31 Ağustos 2011 Çarşamba

Eurobasket 2011 - Grup Aşaması 1. Maçlar


Eurobasket 2011, 31 Ağustos'ta oynanan grup ilk maçlarıyla başladı. İlk maçlarda herhangi bir sürpriz yaşanmazken, tüm takımların bocalaması dikkat çekti. Kendi oyununu tam olarak yansıtabilen bir takım yoktu.

A Grubu'nda favoriler, İspanya, Litvanya ve Türkiye maçlarını kazanmayı başardılar. İspanya, Polonya karşısından beklenenden çok daha fazla zorlandı. Turnuvanın bana göre en kuvvetli takımı konumunda İspanya ve kendi içlerinde sorun yaşamadıkları sürece şampiyonluğun en kuvvetli adayı durumundalar. Ancak Polonya karşısında pek de turnuvanın havasına giremediklerini gösterdiler. Pau Gasol'ün muhteşem 29 sayılık performansı olmasaydı, İspanya belki de beklenmedik bir yenilgiyle turnuvaya merhaba diyecekti. Polonya üç favorinin ardından grubun en iyi takımı gibi duruyor, büyük ihtimalle dördüncü sırayı alırlar. Ev sahibi Litvanya, turnuvanın bir başka iddialı takımı. Ev sahibi olmalarının yanında genç yetenekleri tecrübeli isimlerle harmanlayan bir kadroyla turnuvaya geldiler ve başarılı olmaları kuvvetle muhtemel.
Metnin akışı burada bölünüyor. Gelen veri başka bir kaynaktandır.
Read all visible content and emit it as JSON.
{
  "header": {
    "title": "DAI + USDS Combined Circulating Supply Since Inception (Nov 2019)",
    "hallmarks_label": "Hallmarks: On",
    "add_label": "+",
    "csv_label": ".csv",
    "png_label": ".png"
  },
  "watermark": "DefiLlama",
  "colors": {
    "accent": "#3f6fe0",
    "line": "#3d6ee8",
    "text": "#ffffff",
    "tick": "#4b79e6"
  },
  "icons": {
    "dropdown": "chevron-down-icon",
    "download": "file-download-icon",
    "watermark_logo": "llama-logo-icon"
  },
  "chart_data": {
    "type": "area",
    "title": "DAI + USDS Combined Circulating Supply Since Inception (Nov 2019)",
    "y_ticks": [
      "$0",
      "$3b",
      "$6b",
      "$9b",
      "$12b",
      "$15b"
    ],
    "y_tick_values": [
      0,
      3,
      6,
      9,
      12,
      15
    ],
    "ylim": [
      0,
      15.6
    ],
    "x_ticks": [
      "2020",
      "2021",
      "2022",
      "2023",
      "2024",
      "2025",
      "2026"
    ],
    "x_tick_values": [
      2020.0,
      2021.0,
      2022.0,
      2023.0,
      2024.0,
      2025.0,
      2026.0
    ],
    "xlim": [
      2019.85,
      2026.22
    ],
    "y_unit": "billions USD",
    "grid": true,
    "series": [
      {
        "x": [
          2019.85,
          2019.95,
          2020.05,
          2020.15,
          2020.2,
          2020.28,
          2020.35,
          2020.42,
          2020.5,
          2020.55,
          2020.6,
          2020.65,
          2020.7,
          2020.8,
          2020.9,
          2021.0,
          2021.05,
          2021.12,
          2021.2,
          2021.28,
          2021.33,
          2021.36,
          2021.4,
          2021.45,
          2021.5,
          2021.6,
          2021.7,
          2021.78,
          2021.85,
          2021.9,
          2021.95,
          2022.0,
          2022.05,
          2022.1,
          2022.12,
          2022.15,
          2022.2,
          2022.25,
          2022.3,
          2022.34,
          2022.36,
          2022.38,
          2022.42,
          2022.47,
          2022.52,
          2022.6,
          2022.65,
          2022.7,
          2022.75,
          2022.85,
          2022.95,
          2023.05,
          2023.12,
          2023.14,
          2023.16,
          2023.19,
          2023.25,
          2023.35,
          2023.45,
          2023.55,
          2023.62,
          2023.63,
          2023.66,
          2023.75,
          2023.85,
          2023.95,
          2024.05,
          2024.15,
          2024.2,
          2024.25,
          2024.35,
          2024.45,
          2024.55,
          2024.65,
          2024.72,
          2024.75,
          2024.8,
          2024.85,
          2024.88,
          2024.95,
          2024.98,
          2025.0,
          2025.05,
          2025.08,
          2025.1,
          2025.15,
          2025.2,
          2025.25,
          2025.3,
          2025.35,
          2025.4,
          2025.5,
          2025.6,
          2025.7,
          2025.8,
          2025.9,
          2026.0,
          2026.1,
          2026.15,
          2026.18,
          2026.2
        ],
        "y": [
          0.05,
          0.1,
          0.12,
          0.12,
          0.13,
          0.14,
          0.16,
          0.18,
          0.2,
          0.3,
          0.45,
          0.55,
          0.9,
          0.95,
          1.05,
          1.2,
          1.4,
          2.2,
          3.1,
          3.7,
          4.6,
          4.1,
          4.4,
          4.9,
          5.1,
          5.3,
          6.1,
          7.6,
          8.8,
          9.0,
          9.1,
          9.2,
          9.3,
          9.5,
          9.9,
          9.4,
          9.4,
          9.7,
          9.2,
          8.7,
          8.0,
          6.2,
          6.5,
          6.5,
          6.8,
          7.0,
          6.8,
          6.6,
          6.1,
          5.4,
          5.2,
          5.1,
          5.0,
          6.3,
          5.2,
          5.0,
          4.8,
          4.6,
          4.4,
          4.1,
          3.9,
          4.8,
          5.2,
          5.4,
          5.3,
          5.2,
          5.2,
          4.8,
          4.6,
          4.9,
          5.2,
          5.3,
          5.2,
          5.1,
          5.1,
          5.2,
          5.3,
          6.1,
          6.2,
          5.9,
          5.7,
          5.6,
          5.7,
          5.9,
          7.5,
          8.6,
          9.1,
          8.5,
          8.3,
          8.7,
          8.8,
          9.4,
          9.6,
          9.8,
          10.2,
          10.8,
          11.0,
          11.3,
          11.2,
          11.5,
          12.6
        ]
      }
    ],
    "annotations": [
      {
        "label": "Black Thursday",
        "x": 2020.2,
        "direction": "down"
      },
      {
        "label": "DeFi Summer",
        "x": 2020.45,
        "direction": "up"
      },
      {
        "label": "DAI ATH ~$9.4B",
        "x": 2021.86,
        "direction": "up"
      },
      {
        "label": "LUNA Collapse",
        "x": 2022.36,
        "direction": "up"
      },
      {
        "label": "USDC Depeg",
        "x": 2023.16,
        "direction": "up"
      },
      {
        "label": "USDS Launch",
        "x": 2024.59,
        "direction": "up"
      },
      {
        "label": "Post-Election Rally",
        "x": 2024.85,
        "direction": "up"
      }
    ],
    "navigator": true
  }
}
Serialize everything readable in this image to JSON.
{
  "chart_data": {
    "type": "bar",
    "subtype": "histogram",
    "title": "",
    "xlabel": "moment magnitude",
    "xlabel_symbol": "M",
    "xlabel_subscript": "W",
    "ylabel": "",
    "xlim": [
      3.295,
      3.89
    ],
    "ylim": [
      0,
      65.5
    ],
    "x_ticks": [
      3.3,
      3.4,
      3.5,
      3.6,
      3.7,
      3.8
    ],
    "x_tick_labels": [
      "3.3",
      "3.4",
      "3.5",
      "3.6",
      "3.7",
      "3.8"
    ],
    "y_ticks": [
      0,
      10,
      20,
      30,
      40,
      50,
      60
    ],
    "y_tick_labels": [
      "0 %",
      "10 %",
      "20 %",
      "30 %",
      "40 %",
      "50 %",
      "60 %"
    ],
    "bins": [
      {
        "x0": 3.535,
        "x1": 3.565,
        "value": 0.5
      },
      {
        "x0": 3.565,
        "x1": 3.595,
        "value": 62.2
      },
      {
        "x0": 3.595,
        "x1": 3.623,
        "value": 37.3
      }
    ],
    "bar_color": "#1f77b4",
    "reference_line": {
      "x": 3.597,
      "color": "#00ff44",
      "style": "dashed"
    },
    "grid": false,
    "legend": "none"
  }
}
Büyük Britanya karşısında onlar da bocalar gibiydi. Özellikle üçüncü çeyrekte yaptıkları 10 top kaybı hiç hoş bir sinyal değildi. Rimantas Kaukenas'ın clutch bir performans sergilemesiyle Litvanya sürprize izin vermedi. Büyük Britanya'da ise tüm takımın Luol Deng'in sırtına bindiğini görüyoruz. Deng oyundan hiç çıkamadı maçta, zamanla yorulabilir. Milli takımımız ise, turnuvanın en zayıf takımı olarak kabul edilebilecek Portekiz'le oynayarak turnuvaya merhaba dedi. Türkiye en kötü, Portekiz en iyi oyununu oynasa dahi Portekiz Türkiye'ye rakip olabilecek bir takım değildi. Bu yüzden maçı ölçü olarak almak yanlış olur. Yine de Enes Kanter'in çok formda görüntüsü, topu çok iyi paylaşmamız ve herkesin süre alıp skor üretmiş olması turnuvanın geri kalanı için güzel sinyaller. Portekiz'in grupta galibiyet alması çok zor görünüyor.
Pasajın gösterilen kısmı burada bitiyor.